Abstract:
Digitoxin, an important secondary metabolite of Digitalis purpurea, is a commonly used cardiotonic in clinical practice. 3β-Hydroxysteroid dehydrogenase(3βHSD) is a key enzyme involved in the biosynthesis of digitoxin. It belongs to the short-chain dehydrogenase/reductase(SDR) family, playing a role in the biosynthesis of cardiac glycosides by oxidizing and isomerizing the precursor sterol. In this study, two 3βHSD genes were cloned from D. purpurea. The results showed that the open reading frame(ORF) of Dp3βHSD1 was 780 bp, encoding 259 amino acid residues. The ORF of Dp3βHSD2 was 774 bp and encoded 257 residues.

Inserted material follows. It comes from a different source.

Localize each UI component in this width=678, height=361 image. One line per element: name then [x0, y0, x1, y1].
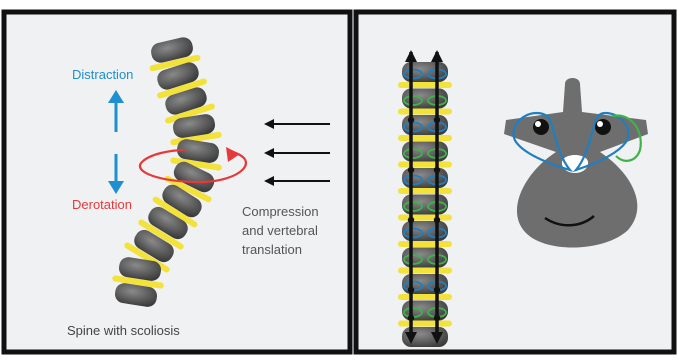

Dp3βHSD1/2 had the cofactor binding site TGxxxA/GxG and the catalytic site YxxxK. In vitro experiments confirmed that Dp3βHSD1/2 catalyzed the generation of progesterone from pregnenolone, and Dp3βHSD1 had stronger catalytic capacity than Dp3βHSD2. The expression level of Dp3βHSD1 was much higher than that of Dp3βHSD2 in leaves, and digitoxin was only accumulated in leaves. The results implied that Dp3βHSD1 played a role in the dehydrogenation of pregnenolone to produce progesterone in the biosynthesis of digitoxin. This study provides a reference for further exploring the biosynthetic pathway of cardiac glycosides in D. purpurea.
摘要:
洋地黄毒素,洋地黄的重要次生代谢产物,是临床上常用的强心剂。3β-羟基类固醇脱氢酶(3βHSD)是参与洋地黄毒苷生物合成的关键酶。它属于短链脱氢酶/还原酶(SDR)家族,通过氧化和异构化前体甾醇在强心苷的生物合成中发挥作用。在这项研究中,从紫癜中克隆了两个3βHSD基因。结果表明,Dp3βHSD1的开放阅读框(ORF)为780bp,编码259个氨基酸残基。Dp3βHSD2的ORF为774bp,编码257个残基。Dp3βHSD1/2具有辅因子结合位点TGxxxA/GxG和催化位点YxxxK。体外实验证实Dp3βHSD1/2催化孕烯醇酮生成孕酮,Dp3βHSD1的催化能力强于Dp3βHSD2。叶片中Dp3βHSD1的表达水平远高于Dp3βHSD2,洋地黄毒苷只在树叶中积累。结果表明,Dp3βHSD1在洋地黄毒素的生物合成中在孕烯醇酮脱氢产生孕酮中起作用。本研究为进一步探索紫藤强心苷的生物合成途径提供了参考。